Eine große Kälte prägt Yolanda Morales’ Tanzstück „Horses“. Das ist natürlich metaphorisch gemeint, aber gleichzeitig auch ganz real: Die Kesselhalle im Kraftwerk Bille ist ein riesiger, nicht beheizbarer Raum, eine Kathedrale der Industriearchitektur, und in der bibbert das Publikum an einem herbstlichen Oktoberabend vor sich hin. Das ist das eine.

Das andere: „Horses“ bezieht sich auf die Eroberung Mexikos vor 500 Jahren durch die spanischen Conquistadoren, die Pferde auf den amerikanischen Kontinent brachten, Tiere, die dort bis zu diesem Zeitpunkt unbekannt waren und deren Kraft und Größe die indigene Bevölkerung nichts entgegenzusetzen hatte.

Premiere Hamburg: „Horses“ – Kampf, Unterwerfung, Kälte

Bis in die Gegenwart sind Pferde in Mexiko mythisch besetzte Wesen: „Reiterstandbilder prägen auch heute noch als patriarchale Symbole der Macht den öffentlichen Raum in mexikanischen Städten“, verrät der Programmzettel.

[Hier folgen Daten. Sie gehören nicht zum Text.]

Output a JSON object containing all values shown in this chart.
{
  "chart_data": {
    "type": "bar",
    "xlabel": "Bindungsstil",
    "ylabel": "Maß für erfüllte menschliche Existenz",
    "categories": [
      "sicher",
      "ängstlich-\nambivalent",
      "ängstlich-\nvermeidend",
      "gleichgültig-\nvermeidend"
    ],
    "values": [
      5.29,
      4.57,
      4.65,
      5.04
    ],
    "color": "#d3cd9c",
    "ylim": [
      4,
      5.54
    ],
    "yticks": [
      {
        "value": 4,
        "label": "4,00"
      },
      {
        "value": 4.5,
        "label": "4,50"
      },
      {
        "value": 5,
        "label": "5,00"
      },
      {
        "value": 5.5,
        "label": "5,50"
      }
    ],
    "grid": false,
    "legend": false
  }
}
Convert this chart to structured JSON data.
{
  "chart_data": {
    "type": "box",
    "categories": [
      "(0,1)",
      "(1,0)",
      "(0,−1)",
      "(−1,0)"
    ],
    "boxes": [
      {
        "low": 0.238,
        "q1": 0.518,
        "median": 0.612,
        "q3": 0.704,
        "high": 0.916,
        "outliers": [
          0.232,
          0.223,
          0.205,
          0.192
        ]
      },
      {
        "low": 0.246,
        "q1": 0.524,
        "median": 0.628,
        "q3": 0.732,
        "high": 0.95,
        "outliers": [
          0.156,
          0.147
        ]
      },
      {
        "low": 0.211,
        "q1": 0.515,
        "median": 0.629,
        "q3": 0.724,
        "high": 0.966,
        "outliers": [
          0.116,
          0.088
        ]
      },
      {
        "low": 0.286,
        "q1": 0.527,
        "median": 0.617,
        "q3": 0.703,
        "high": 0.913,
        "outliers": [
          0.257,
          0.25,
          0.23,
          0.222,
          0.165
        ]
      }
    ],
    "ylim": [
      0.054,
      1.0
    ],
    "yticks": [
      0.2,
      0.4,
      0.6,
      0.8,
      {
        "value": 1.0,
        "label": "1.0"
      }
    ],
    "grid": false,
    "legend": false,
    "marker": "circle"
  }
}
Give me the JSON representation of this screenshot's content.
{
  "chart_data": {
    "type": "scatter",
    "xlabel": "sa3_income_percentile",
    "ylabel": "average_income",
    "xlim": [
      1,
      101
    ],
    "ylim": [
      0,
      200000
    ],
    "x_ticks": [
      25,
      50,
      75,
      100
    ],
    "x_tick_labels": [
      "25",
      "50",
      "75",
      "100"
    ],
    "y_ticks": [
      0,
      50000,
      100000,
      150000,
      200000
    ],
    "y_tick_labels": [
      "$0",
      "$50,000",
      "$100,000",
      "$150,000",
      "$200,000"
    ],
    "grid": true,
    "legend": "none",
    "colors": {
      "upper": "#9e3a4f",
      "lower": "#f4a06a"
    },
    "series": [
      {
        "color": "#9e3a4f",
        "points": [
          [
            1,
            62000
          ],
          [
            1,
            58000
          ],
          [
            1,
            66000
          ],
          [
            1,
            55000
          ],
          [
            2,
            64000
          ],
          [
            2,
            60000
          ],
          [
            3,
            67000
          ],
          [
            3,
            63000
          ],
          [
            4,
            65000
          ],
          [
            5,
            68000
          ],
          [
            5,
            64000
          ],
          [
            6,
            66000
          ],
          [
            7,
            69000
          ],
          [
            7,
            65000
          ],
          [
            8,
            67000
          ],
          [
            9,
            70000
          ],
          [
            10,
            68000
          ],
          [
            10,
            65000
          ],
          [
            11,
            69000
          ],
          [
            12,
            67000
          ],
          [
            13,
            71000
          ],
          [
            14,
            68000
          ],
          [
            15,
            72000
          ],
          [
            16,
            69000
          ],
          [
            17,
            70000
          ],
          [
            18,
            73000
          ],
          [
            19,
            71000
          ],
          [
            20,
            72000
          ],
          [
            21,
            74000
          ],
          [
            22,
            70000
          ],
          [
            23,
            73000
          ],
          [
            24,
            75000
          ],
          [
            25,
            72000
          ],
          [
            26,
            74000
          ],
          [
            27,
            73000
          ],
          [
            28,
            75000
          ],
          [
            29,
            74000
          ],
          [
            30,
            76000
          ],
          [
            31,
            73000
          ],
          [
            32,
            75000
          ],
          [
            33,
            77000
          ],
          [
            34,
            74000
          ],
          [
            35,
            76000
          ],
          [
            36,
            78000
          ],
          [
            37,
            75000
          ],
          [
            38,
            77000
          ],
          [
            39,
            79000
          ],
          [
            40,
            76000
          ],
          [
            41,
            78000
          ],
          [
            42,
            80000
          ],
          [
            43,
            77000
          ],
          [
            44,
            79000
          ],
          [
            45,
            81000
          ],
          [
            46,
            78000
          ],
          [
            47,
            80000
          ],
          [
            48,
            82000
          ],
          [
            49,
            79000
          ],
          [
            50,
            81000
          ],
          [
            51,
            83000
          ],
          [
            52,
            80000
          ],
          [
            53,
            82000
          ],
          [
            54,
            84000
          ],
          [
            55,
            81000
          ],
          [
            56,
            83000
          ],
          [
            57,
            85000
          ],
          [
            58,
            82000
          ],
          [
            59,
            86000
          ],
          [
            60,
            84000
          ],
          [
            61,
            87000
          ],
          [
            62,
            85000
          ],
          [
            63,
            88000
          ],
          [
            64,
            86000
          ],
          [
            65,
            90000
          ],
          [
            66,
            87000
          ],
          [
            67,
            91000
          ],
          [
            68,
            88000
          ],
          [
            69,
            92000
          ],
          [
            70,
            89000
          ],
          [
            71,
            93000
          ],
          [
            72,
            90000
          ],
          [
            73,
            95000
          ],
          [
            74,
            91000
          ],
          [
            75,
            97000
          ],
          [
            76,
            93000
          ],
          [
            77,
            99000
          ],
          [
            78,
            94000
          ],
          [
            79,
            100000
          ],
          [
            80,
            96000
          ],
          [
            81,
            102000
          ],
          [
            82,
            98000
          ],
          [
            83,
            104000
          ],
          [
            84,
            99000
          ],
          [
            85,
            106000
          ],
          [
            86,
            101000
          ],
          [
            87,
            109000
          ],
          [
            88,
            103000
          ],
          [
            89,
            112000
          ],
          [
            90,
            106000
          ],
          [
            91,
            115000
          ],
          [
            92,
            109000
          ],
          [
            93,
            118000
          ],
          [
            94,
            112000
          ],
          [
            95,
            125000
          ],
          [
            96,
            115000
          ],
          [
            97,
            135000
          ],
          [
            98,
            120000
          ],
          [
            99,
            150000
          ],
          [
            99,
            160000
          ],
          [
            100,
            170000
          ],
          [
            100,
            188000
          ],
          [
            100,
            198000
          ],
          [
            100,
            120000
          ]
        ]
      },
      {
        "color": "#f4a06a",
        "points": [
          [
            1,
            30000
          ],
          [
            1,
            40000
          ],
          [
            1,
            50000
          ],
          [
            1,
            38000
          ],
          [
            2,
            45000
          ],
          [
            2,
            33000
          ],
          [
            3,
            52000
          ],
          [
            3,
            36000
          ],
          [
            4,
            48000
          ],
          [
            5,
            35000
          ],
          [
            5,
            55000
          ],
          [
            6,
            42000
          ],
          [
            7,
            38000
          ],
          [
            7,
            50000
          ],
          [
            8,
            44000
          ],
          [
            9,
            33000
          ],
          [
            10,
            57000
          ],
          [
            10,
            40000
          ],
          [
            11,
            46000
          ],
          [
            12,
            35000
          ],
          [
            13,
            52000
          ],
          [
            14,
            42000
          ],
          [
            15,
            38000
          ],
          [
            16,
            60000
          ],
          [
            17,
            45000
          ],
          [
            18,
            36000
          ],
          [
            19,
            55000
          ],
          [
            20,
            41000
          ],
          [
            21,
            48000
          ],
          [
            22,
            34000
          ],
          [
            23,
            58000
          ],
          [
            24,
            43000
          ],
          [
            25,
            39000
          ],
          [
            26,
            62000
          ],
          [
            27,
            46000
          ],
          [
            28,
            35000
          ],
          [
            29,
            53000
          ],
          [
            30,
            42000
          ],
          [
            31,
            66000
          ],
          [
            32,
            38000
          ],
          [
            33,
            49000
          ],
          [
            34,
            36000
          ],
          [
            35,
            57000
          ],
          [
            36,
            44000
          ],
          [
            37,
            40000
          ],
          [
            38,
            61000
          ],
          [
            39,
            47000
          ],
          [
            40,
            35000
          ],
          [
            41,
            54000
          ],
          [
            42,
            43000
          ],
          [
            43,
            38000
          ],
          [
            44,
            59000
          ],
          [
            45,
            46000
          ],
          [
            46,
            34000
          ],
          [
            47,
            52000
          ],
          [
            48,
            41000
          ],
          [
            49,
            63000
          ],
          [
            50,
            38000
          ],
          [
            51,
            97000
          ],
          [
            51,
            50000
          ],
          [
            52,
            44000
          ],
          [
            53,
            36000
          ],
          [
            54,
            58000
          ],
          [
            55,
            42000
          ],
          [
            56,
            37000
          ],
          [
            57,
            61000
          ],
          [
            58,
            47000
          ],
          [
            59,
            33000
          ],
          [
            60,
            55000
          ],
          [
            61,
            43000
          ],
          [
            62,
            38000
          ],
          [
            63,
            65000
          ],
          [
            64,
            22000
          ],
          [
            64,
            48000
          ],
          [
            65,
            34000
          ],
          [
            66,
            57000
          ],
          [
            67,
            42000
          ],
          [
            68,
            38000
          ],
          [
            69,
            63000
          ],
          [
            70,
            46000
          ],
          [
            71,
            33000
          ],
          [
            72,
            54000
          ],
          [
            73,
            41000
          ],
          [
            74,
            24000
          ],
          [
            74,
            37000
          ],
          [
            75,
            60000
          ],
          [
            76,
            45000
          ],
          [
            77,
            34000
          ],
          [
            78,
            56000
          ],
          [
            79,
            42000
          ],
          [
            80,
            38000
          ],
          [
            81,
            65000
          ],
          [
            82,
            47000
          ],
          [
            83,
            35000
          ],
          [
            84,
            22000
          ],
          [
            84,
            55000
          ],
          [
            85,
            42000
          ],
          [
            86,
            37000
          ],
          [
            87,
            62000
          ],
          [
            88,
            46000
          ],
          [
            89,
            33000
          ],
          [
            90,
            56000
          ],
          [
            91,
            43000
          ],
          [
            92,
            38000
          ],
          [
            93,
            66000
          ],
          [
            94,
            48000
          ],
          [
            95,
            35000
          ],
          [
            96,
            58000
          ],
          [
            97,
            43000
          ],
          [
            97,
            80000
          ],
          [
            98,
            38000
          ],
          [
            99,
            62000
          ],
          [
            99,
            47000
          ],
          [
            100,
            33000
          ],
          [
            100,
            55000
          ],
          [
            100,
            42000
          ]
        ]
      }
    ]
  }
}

In Tanz übersetzt, bedeutet das Kampf, Konkurrenz, Unterwerfung. Große Kälte.

Schon beim Einlass stellt Morales klar, um was es hier geht: Scheinwerferkegel und hartes Gegenlicht strukturieren den Raum, Damini Gairola und Alicia Ocadiz sowie die Choreografin selbst stellen in Standbildern Posen der Abwehrbereitschaft nach, defensiv, aber hochaufmerksam, immer bereit, auf eine Bedrohung einzugehen. Und ziemlich schnell chancenlos, als fünf Gasttänzerinnen durch die Halle traben und klarstellen, wer hier das Sagen (beziehungsweise Wiehern) hat.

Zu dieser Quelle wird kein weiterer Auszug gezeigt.